Anthony Tazewell, 48, went to BBH after hearing good reviews on the street. "I did not know how to stay clean," he said. "I had a mental problem. I was diagnosed with severe depression. I didn't know that until I went to BBH."
He was put on Lexapro. It is one of the more commonly prescribed drugs at BBH along with Seroquel, an antipsychotic and sleep aid.
Seroquel is "a big gun," said Dr. Christoph Correll of the Feinstein Institute for Medical Research in Manhasset, N.Y. A weeks-long course "can have potential side effects, like weight gain and metabolic issues that could even be associated with diabetes in the future if the medication is continued for longer times."
A 30-day supply of Seroquel costs the state $285. Over the past six years, state health department records show that Scotto and a BBH colleague wrote more than 6,000 Seroquel scripts.
A means to an end?
Lubold, Niagado and Tazewell told The Sun they were diagnosed with the same mental illness: major depression. Elana Bouldin, a mental health coordinator at BBH in 2007 and 2008 until being laid off, recalled one patient after another filing into therapy with that assessment.
But "once they got detoxed, a lot of times they were feeling better," said Bouldin, who facilitated group sessions and met individually with patients. That made her wonder whether they had a separate psychiatric disorder, much less one requiring hours of therapy day after day.

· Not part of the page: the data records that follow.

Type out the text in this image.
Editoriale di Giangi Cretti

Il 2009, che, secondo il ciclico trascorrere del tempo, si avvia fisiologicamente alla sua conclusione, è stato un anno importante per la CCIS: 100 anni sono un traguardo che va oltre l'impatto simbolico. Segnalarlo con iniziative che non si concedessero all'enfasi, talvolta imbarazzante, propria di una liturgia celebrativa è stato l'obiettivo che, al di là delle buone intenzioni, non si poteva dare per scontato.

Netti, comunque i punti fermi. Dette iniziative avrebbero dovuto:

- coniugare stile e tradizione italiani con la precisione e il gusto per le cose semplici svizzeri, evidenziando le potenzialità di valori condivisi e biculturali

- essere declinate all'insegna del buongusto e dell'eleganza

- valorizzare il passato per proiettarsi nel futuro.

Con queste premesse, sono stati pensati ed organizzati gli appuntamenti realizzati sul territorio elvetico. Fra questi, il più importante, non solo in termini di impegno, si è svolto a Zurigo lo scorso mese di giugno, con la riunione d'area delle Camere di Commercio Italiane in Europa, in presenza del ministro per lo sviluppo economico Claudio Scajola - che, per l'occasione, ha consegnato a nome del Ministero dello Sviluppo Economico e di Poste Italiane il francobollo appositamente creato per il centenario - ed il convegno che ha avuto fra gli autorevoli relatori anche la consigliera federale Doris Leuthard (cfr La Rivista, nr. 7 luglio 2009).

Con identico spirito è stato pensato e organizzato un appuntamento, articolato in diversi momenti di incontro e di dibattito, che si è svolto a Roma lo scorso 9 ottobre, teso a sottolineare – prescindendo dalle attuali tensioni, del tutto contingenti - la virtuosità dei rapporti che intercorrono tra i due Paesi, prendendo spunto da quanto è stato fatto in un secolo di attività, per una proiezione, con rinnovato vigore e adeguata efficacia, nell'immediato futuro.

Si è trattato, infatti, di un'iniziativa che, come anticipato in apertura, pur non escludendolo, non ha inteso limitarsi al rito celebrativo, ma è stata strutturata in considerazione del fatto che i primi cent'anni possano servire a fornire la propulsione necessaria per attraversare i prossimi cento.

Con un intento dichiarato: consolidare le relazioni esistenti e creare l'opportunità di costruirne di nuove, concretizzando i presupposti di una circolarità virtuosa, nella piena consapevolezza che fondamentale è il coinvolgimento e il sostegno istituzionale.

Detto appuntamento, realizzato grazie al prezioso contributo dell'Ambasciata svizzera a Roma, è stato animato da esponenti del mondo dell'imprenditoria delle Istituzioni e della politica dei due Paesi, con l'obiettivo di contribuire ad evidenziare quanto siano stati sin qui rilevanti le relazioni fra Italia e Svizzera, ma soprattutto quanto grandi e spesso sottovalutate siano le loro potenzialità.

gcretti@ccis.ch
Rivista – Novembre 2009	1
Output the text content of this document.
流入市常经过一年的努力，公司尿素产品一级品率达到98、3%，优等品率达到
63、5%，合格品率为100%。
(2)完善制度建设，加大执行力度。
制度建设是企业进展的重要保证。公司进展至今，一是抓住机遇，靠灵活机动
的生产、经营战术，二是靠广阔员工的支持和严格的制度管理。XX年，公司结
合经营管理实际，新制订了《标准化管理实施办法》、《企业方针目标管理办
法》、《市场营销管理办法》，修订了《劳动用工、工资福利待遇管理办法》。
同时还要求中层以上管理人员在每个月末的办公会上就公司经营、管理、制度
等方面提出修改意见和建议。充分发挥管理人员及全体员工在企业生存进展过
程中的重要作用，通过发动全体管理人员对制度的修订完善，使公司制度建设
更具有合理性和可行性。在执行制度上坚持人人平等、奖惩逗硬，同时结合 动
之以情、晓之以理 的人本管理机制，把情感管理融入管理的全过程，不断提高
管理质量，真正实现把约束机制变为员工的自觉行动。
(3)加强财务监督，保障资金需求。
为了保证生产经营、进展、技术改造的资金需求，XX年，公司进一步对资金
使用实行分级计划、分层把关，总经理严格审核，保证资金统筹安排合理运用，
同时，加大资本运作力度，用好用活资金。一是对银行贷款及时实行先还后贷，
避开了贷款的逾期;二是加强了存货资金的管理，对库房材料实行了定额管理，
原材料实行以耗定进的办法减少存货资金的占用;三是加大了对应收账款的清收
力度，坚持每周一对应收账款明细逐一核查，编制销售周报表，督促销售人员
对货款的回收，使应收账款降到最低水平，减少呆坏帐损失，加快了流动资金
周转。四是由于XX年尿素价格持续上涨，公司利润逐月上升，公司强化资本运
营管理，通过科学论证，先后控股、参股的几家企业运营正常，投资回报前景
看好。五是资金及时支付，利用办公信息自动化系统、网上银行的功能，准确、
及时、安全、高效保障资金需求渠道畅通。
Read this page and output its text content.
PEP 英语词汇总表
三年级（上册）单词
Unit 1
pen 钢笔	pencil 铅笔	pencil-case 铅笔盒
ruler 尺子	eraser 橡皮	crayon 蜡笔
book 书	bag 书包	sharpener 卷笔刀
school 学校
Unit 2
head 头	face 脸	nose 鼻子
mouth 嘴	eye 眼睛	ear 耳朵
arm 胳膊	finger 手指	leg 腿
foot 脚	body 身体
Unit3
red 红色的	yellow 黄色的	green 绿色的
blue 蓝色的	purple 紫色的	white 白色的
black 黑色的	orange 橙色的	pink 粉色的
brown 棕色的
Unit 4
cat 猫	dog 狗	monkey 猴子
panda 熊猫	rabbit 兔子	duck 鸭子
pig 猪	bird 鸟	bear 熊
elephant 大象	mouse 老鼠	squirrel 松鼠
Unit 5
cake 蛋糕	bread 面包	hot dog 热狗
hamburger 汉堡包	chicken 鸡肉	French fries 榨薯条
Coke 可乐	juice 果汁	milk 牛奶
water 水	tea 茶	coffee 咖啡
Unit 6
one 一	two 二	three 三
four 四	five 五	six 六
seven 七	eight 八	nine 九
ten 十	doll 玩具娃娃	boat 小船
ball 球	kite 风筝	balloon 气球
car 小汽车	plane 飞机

Most psychiatric diagnoses at BBH fall into two categories: major depression and bipolar disorder. Major depression is a disabling, often chronic, illness that makes it hard to work, sleep and eat, according to the National Institute of Mental Health. Bipolar disorder causes "shifts in a person's mood, energy and ability to function. Different from the normal ups and downs that everyone goes through, the symptoms of bipolar disorder are severe."
Carol Agurs, a licensed clinical social worker who ran group therapy sessions on weekends at BBH in 2007 and 2008, thought many patients belonged but had doubts about others.
"Were some of them living with a true, treatable psychiatric disorder — a bipolar disorder, a major depressive disorder? I would question that," said Agurs, 53, who left BBH to teach. "Because a lot of times when you have people coming off crack, that will mimic depression, that will mimic a sadness at the bottom of the barrel."
Hepburn of the Mental Hygiene Administration contends that the misdiagnosis of mental conditions in addicts is "a national problem."
"If you go to any emergency room in the city or the state you'll find the same thing," he said. "Addicts are frequently given a diagnosis that's an affective disorder — by that I mean, either depression or bipolar disorder. … It's easier to get somebody into services if they have a psychiatric problem."
Because of the stigma that mental illness can carry and the potential side effects of psychiatric medication, Hepburn rejects the notion that such practice is a justifiable means to a desirable end: more drug treatment for more addicts.